Maas vor Hintergrund angespannter Beziehungen nach Polen gereist
Vor dem Hintergrund angespannter Beziehungen zu Polen ist Bundesaußenminister Heiko Maas (SPD) zu einem offiziellen Besuch in das Nachbarland gereist. Vom Flughafen Berlin-Brandenburg startete Maas am Donnerstag nach Warschau, wie das Auswärtige Amt in Berlin im Online-Dienst Instagram mitteilte. Der SPD-Politiker kommt in der polnischen Hauptstadt mit seinem polnischen Kollegen Zbigniew Rau zusammen; zudem stehen Gespräche mit Vertretern der belarussischen Exil-Opposition auf dem Programm.
Die politischen Beziehungen zwischen Deutschland und Polen auf Regierungsebene sind derzeit belastet. Zu den Streitfragen zählen unter anderem das deutsch-russische Pipeline-Projekt Nord Stream 2, die Justizreformen der nationalkonservativen polnischen Regierung und Polens Forderung nach Kriegs-Reparationen.
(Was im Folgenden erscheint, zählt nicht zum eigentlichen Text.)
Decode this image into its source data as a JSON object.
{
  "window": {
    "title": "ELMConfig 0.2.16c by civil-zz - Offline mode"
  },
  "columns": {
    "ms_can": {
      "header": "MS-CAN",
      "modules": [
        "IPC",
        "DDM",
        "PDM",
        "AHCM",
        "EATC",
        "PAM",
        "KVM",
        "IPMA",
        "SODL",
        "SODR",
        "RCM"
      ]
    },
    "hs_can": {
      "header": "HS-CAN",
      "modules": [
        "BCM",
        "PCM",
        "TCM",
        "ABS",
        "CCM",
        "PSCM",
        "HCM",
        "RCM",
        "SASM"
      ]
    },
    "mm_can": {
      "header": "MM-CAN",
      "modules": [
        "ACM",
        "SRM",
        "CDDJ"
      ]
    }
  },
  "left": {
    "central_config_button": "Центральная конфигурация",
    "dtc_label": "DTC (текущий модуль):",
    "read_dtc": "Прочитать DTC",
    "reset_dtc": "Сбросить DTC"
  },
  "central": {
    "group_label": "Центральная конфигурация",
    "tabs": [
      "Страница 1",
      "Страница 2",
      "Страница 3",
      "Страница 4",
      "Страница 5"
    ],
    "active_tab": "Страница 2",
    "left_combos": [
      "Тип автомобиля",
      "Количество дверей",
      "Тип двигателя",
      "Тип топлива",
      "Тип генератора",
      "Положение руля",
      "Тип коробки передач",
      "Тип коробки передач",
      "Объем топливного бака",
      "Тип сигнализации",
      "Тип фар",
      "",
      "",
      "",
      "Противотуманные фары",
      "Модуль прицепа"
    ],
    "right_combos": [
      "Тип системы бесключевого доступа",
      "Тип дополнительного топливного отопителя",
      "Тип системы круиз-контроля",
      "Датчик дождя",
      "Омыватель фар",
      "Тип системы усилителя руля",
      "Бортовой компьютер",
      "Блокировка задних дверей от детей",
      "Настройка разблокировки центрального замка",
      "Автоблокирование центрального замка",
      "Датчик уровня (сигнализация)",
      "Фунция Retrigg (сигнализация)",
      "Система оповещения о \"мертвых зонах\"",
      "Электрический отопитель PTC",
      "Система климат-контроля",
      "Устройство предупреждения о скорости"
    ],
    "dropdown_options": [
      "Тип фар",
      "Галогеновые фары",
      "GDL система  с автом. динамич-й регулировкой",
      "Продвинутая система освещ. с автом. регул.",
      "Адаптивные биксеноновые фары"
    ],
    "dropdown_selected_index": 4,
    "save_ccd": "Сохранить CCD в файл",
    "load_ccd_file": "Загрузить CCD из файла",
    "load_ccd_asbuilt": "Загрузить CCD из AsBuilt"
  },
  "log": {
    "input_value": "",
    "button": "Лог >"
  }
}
Zudem sorgt Polens Umgang mit Bürger- und Minderheitenrechten regelmäßig für Kritik in Berlin und Brüssel. So stemmt sich die nationalkonservative polnische Regierungspartei PiS aktiv gegen eine von ihr kritisierte "LGBT-Ideologie". Sie zerstört aus ihrer Sicht das traditionelle Familienmodell in dem streng katholischen Land. Eine Reihe polnischer Kommunen hat in den vergangenen Jahren "LGBT-freie Zonen" ausgerufen. Die EU-Kommission hatte daraufhin EU-Subventionen für diese Gebiete gestoppt. Als einzige EU-Regierung außer der slowenischen stellte sich Warschau zuletzt auch hinter ein umstrittenes ungarisches Gesetz zur Einschränkung der Informationsrechte von Minderjährigen zur Homosexualität.